Our skills are many, which we acquire over time with dedicated study and practice. These are generally useful to us and others, but among the ones we are especially good at, unfortunately, is the setting of traps for ourselves in the judgments we make. 

The question of how much we like or dislike a person, object, feeling, experience or idea, is certain to color our reaction as it unfolds. Our judgments can be as mundane as an attitude about a Paris fashion or as serious as a matter of dire concern. The result is either pleasing or it isn’t.

Westerners in particular, it seems, tend to see in black or white. A person not viewed as a winner, for instance, is apt to be branded a loser. Or at least as someone worthy of little interest. 

Likewise, we obsess over good and bad, subconsciously guided to one label or the other, affixing it here and there automatically. Simple issues of personal taste can quickly turn a dialogue into a feud. We have different ideas about everything under the sun. Is it any wonder these days that complication and polarization prevail?

As a further complication, our certainties are not always certain. Think about how we think of war and peace. When we are not at war, are we at peace? Hardly. War and peace exist as relative values on the wheel personal experience. The fabric of our lives is woven of both. 

Love is another virtue that is often misrepresented. So much gets confused with emotion. It is said that every human act is either an expression of love or a cry for help. Where emotion runs deep, however, even a so-called act of love is tinged with insecurity as well. 

And although we are loathe to admit it, romantic love is transient, a form of emotional attachment. Its passion is bound to diminish. Complication, over time, tends to encumber even our most ardent relationships. Love of God and the grandeur of God’s creation is the only love that is ever truly expansive, for it alone is unaffected by circumstance, condition or result. It alone is free of personal motive.

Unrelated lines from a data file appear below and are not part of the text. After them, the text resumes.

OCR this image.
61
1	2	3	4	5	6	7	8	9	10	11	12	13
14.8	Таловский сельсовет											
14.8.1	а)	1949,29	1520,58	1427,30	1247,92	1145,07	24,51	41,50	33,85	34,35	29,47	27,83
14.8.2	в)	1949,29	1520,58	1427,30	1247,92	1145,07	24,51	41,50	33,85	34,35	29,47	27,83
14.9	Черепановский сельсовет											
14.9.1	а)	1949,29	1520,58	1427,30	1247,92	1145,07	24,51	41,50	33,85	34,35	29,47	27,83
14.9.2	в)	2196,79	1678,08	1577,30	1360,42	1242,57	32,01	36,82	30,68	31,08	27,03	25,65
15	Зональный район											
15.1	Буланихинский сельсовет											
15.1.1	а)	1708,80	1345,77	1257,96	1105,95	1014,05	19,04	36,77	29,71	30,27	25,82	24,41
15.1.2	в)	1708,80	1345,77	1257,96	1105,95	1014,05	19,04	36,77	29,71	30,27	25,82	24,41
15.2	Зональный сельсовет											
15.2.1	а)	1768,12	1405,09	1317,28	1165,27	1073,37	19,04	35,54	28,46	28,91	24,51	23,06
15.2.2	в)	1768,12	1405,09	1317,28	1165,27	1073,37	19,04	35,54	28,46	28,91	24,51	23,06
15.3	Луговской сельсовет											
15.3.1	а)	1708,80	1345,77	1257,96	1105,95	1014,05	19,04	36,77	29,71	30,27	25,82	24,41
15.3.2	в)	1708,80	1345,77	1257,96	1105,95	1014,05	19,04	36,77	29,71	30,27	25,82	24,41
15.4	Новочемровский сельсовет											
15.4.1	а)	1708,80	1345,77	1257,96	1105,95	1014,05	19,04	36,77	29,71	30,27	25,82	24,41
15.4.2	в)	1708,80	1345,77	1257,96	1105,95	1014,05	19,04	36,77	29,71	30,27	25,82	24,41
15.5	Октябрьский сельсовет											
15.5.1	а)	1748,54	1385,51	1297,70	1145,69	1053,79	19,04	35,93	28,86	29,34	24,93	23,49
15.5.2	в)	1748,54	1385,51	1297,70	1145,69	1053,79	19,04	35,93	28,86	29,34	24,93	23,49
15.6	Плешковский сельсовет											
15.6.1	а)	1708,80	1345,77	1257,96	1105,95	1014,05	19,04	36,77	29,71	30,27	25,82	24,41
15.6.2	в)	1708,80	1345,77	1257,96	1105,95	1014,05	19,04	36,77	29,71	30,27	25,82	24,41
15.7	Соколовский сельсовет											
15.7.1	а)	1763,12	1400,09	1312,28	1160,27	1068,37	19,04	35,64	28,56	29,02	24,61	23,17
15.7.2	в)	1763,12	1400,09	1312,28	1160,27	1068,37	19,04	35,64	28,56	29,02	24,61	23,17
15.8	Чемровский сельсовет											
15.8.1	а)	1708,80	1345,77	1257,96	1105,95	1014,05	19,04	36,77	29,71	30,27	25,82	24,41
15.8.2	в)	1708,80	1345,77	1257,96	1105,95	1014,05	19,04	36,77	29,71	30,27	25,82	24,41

But is love of God a practical response to the whirl of our daily lives. Does it make sense to accept, without judgment, whatever comes our way? St. Francis gave thanks for all he received, no matter how meager or rude, as exactly what God had in mind for his spiritual growth. Was he just a good-hearted fool?

I doubt there is anything more difficult than letting go of one’s emotional investments, living without attachment to the outcome of our endeavors, and learning to surrender our likes and dislikes for the sake of our higher welfare. Yet, how else can we escape the sway of our fears? What chance do we have of that if we continue to give a thumbs up or down to every person, item and event that enters our field of awareness? 

As duality ordains, every plus requires a canceling minus. Like night and day, every want must include its twin, whether in actual occurrence or the apprehension of same.

Of all the options we face, there is really but one that matters. Either we roll our emotional investments into a more refined portfolio of divine stocks and bonds – compassion, forgiveness, introspection, meditation and simple living – or we keep falling short of the capital needed for inner peace, contentment and unconditional love.

Could it be that faith in God is, after all, the most practical choice before us?